In October 2009, the FASB issued ASU 2009-14, Software (Topic 985):Certain Revenue Arrangements that
Include Software Elements. This guidance modifies the scope of FASB ASC subtopic 985-605, Software-
Revenue Recognition, to exclude from its requirements non-software components of tangible products and
software components of tangible products that are sold, licensed, or leased with tangible products when the
software components and non-software components of the tangible product function together to deliver the
tangible product’s essential functionality. ASU 2009-14 is effective for fiscal years beginning on or after June 15,
2010. We do not expect the adoption of ASU 2009-14 to have a material impact on our Consolidated Financial
Statements.
(2) FAIR VALUE MEASUREMENTS
Fair value is the price that would be received from selling an asset or paid to transfer a liability in an orderly
transaction between market participants at the measurement date. When determining fair value, we consider the
principal or most advantageous market in which we would transact and consider assumptions that market
participants would use when pricing the asset or liability. We measure certain financial and nonfinancial assets
and liabilities at fair value on a recurring and nonrecurring basis.
Fair Value Hierarchy
The three levels of inputs that may be used to measure fair value are as follows:
Level 1. Quoted prices in active markets for identical assets or liabilities.

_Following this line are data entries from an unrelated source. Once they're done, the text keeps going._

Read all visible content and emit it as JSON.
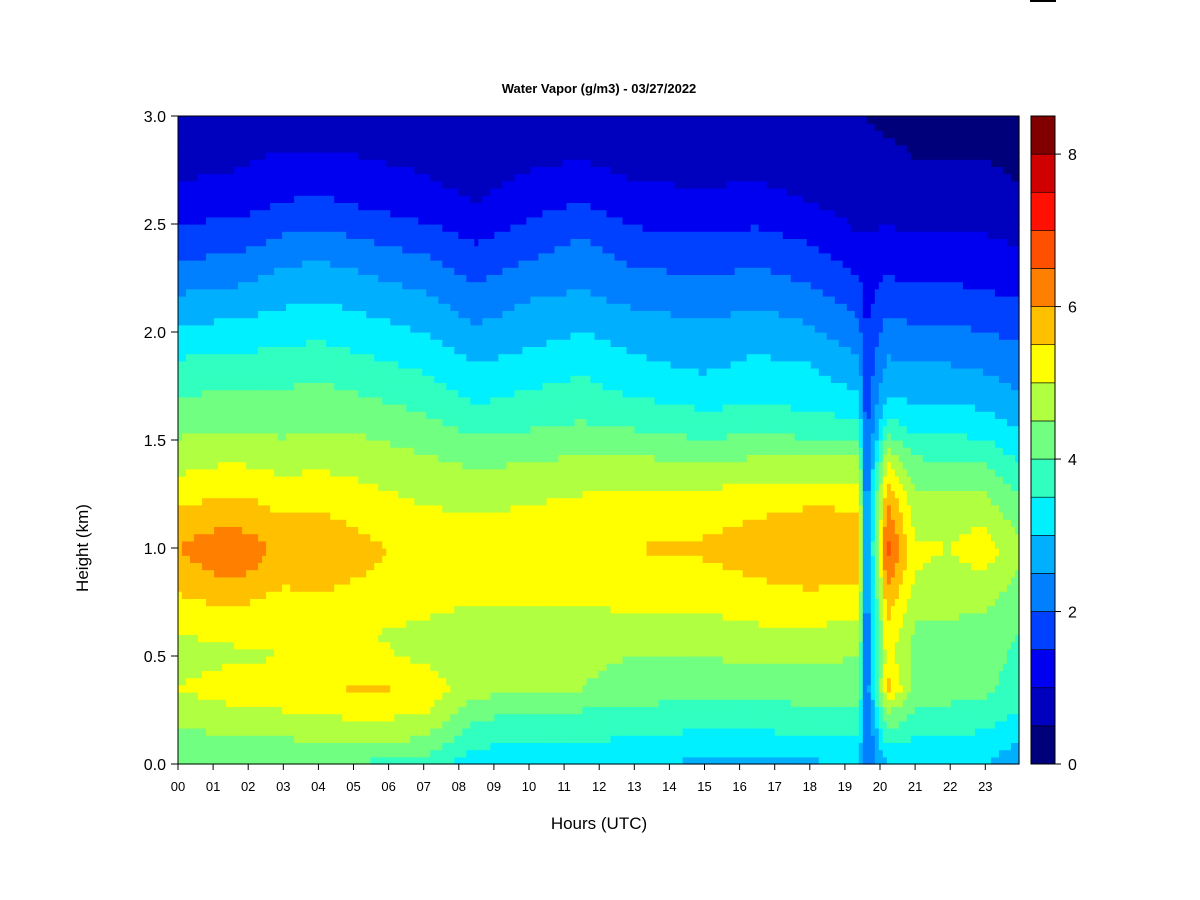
{
  "chart_data": {
    "type": "heatmap",
    "title": "Water Vapor (g/m3) - 03/27/2022",
    "xlabel": "Hours (UTC)",
    "ylabel": "Height (km)",
    "x_ticks": [
      "00",
      "01",
      "02",
      "03",
      "04",
      "05",
      "06",
      "07",
      "08",
      "09",
      "10",
      "11",
      "12",
      "13",
      "14",
      "15",
      "16",
      "17",
      "18",
      "19",
      "20",
      "21",
      "22",
      "23"
    ],
    "y_ticks": [
      "0.0",
      "0.5",
      "1.0",
      "1.5",
      "2.0",
      "2.5",
      "3.0"
    ],
    "xlim": [
      0,
      23.9
    ],
    "ylim": [
      0,
      3.0
    ],
    "colorbar": {
      "ticks": [
        "0",
        "2",
        "4",
        "6",
        "8"
      ],
      "range": [
        0,
        8.5
      ],
      "levels": [
        0,
        0.5,
        1,
        1.5,
        2,
        2.5,
        3,
        3.5,
        4,
        4.5,
        5,
        5.5,
        6,
        6.5,
        7,
        7.5,
        8,
        8.5
      ],
      "colors": [
        "#00007A",
        "#0000BF",
        "#0000F0",
        "#0040FF",
        "#0080FF",
        "#00B0FF",
        "#00F0FF",
        "#30FFC0",
        "#70FF80",
        "#B0FF40",
        "#FFFF00",
        "#FFC000",
        "#FF8000",
        "#FF5000",
        "#FF1000",
        "#D00000",
        "#800000"
      ]
    },
    "profile_heights_km": [
      0.0,
      0.1,
      0.25,
      0.35,
      0.5,
      0.6,
      0.75,
      0.9,
      1.0,
      1.1,
      1.25,
      1.4,
      1.55,
      1.7,
      1.85,
      2.0,
      2.15,
      2.3,
      2.45,
      2.6,
      2.8,
      3.0
    ],
    "profiles": [
      {
        "hour": 0,
        "values": [
          4.2,
          4.3,
          4.7,
          5.0,
          4.8,
          5.0,
          5.4,
          5.8,
          6.0,
          5.8,
          5.3,
          4.8,
          4.4,
          4.0,
          3.6,
          3.1,
          2.6,
          2.1,
          1.7,
          1.2,
          0.8,
          0.6
        ]
      },
      {
        "hour": 1.6,
        "values": [
          4.2,
          4.4,
          4.9,
          5.3,
          4.9,
          5.1,
          5.6,
          6.2,
          6.5,
          6.0,
          5.5,
          5.0,
          4.5,
          4.1,
          3.7,
          3.2,
          2.7,
          2.2,
          1.7,
          1.3,
          0.9,
          0.6
        ]
      },
      {
        "hour": 3,
        "values": [
          4.0,
          4.4,
          5.0,
          5.3,
          5.0,
          5.1,
          5.3,
          5.7,
          5.8,
          5.6,
          5.3,
          4.8,
          4.4,
          4.1,
          3.7,
          3.3,
          2.9,
          2.5,
          2.0,
          1.5,
          1.1,
          0.7
        ]
      },
      {
        "hour": 4,
        "values": [
          4.0,
          4.5,
          5.1,
          5.4,
          5.0,
          5.1,
          5.4,
          5.8,
          6.0,
          5.7,
          5.3,
          4.9,
          4.5,
          4.2,
          3.8,
          3.4,
          3.0,
          2.6,
          2.1,
          1.6,
          1.1,
          0.7
        ]
      },
      {
        "hour": 5.5,
        "values": [
          3.9,
          4.5,
          5.2,
          5.6,
          5.1,
          5.0,
          5.2,
          5.5,
          5.6,
          5.4,
          5.1,
          4.8,
          4.4,
          4.0,
          3.6,
          3.2,
          2.8,
          2.4,
          1.9,
          1.4,
          1.0,
          0.7
        ]
      },
      {
        "hour": 7,
        "values": [
          3.8,
          4.4,
          5.1,
          5.3,
          4.9,
          4.9,
          5.1,
          5.3,
          5.3,
          5.2,
          4.9,
          4.6,
          4.2,
          3.8,
          3.4,
          3.0,
          2.6,
          2.2,
          1.7,
          1.2,
          0.9,
          0.6
        ]
      },
      {
        "hour": 8.5,
        "values": [
          3.1,
          3.6,
          4.2,
          4.7,
          4.7,
          4.8,
          5.0,
          5.2,
          5.2,
          5.1,
          4.8,
          4.4,
          3.9,
          3.4,
          3.0,
          2.6,
          2.2,
          1.8,
          1.4,
          1.0,
          0.7,
          0.5
        ]
      },
      {
        "hour": 10,
        "values": [
          3.2,
          3.5,
          4.0,
          4.6,
          4.6,
          4.8,
          5.0,
          5.2,
          5.3,
          5.2,
          4.9,
          4.5,
          4.0,
          3.6,
          3.2,
          2.8,
          2.5,
          2.1,
          1.7,
          1.3,
          0.9,
          0.6
        ]
      },
      {
        "hour": 11.5,
        "values": [
          3.1,
          3.5,
          4.0,
          4.5,
          4.6,
          4.8,
          5.0,
          5.3,
          5.4,
          5.3,
          5.0,
          4.6,
          4.1,
          3.7,
          3.4,
          3.0,
          2.6,
          2.3,
          2.0,
          1.5,
          1.0,
          0.7
        ]
      },
      {
        "hour": 13,
        "values": [
          3.0,
          3.4,
          3.9,
          4.3,
          4.5,
          4.8,
          5.1,
          5.4,
          5.5,
          5.4,
          5.1,
          4.6,
          4.0,
          3.5,
          3.1,
          2.8,
          2.4,
          2.0,
          1.6,
          1.2,
          0.8,
          0.6
        ]
      },
      {
        "hour": 15,
        "values": [
          2.9,
          3.3,
          3.8,
          4.2,
          4.5,
          4.8,
          5.1,
          5.4,
          5.6,
          5.4,
          5.1,
          4.5,
          3.8,
          3.3,
          2.9,
          2.6,
          2.3,
          1.9,
          1.5,
          1.1,
          0.8,
          0.5
        ]
      },
      {
        "hour": 16.5,
        "values": [
          2.8,
          3.3,
          3.8,
          4.2,
          4.6,
          4.9,
          5.2,
          5.6,
          5.9,
          5.6,
          5.2,
          4.6,
          3.9,
          3.4,
          3.1,
          2.8,
          2.4,
          2.0,
          1.6,
          1.2,
          0.8,
          0.5
        ]
      },
      {
        "hour": 18,
        "values": [
          2.9,
          3.4,
          3.9,
          4.3,
          4.6,
          4.9,
          5.3,
          5.8,
          6.0,
          5.8,
          5.3,
          4.6,
          3.8,
          3.3,
          3.0,
          2.6,
          2.2,
          1.8,
          1.4,
          1.0,
          0.7,
          0.5
        ]
      },
      {
        "hour": 19.4,
        "values": [
          3.0,
          3.4,
          3.9,
          4.2,
          4.5,
          4.8,
          5.2,
          5.7,
          5.9,
          5.7,
          5.3,
          4.6,
          3.7,
          3.1,
          2.6,
          2.2,
          1.8,
          1.4,
          1.0,
          0.8,
          0.6,
          0.5
        ]
      },
      {
        "hour": 19.6,
        "values": [
          1.9,
          1.9,
          2.0,
          2.0,
          2.0,
          2.0,
          2.0,
          2.0,
          2.0,
          2.0,
          2.0,
          1.9,
          1.8,
          1.7,
          1.6,
          1.5,
          1.3,
          1.2,
          1.0,
          0.8,
          0.6,
          0.5
        ]
      },
      {
        "hour": 20.2,
        "values": [
          3.0,
          3.6,
          4.6,
          5.7,
          5.3,
          5.4,
          5.8,
          6.4,
          6.8,
          6.4,
          5.9,
          5.0,
          3.8,
          3.0,
          2.6,
          2.2,
          1.8,
          1.4,
          1.1,
          0.8,
          0.6,
          0.4
        ]
      },
      {
        "hour": 21,
        "values": [
          3.0,
          3.4,
          4.0,
          4.3,
          4.3,
          4.4,
          4.7,
          5.0,
          5.1,
          4.9,
          4.6,
          4.1,
          3.4,
          2.9,
          2.5,
          2.1,
          1.7,
          1.3,
          1.0,
          0.7,
          0.5,
          0.4
        ]
      },
      {
        "hour": 22,
        "values": [
          3.1,
          3.4,
          3.9,
          4.2,
          4.3,
          4.4,
          4.6,
          4.9,
          5.0,
          4.9,
          4.5,
          4.0,
          3.4,
          2.9,
          2.5,
          2.1,
          1.7,
          1.3,
          1.0,
          0.7,
          0.5,
          0.3
        ]
      },
      {
        "hour": 23,
        "values": [
          3.0,
          3.3,
          3.8,
          4.1,
          4.2,
          4.3,
          4.6,
          5.0,
          5.3,
          5.0,
          4.5,
          4.0,
          3.3,
          2.8,
          2.4,
          2.0,
          1.6,
          1.3,
          1.0,
          0.7,
          0.5,
          0.3
        ]
      },
      {
        "hour": 23.9,
        "values": [
          2.6,
          3.0,
          3.5,
          3.8,
          3.9,
          4.0,
          4.2,
          4.5,
          4.6,
          4.4,
          4.0,
          3.5,
          3.0,
          2.6,
          2.2,
          1.9,
          1.5,
          1.2,
          0.9,
          0.6,
          0.4,
          0.3
        ]
      }
    ]
  }
}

Level 2. Observable inputs other than quoted prices included within Level 1, such as quoted prices for
similar assets or liabilities, quoted prices in markets with insufficient volume or infrequent transactions
(less active markets), or model-derived valuations in which all significant inputs are observable or can be
derived principally from or corroborated with observable market data for substantially the full term of the
assets or liabilities.
Level 3. Unobservable inputs to the valuation methodology that are significant to the measurement of the
fair value of assets or liabilities.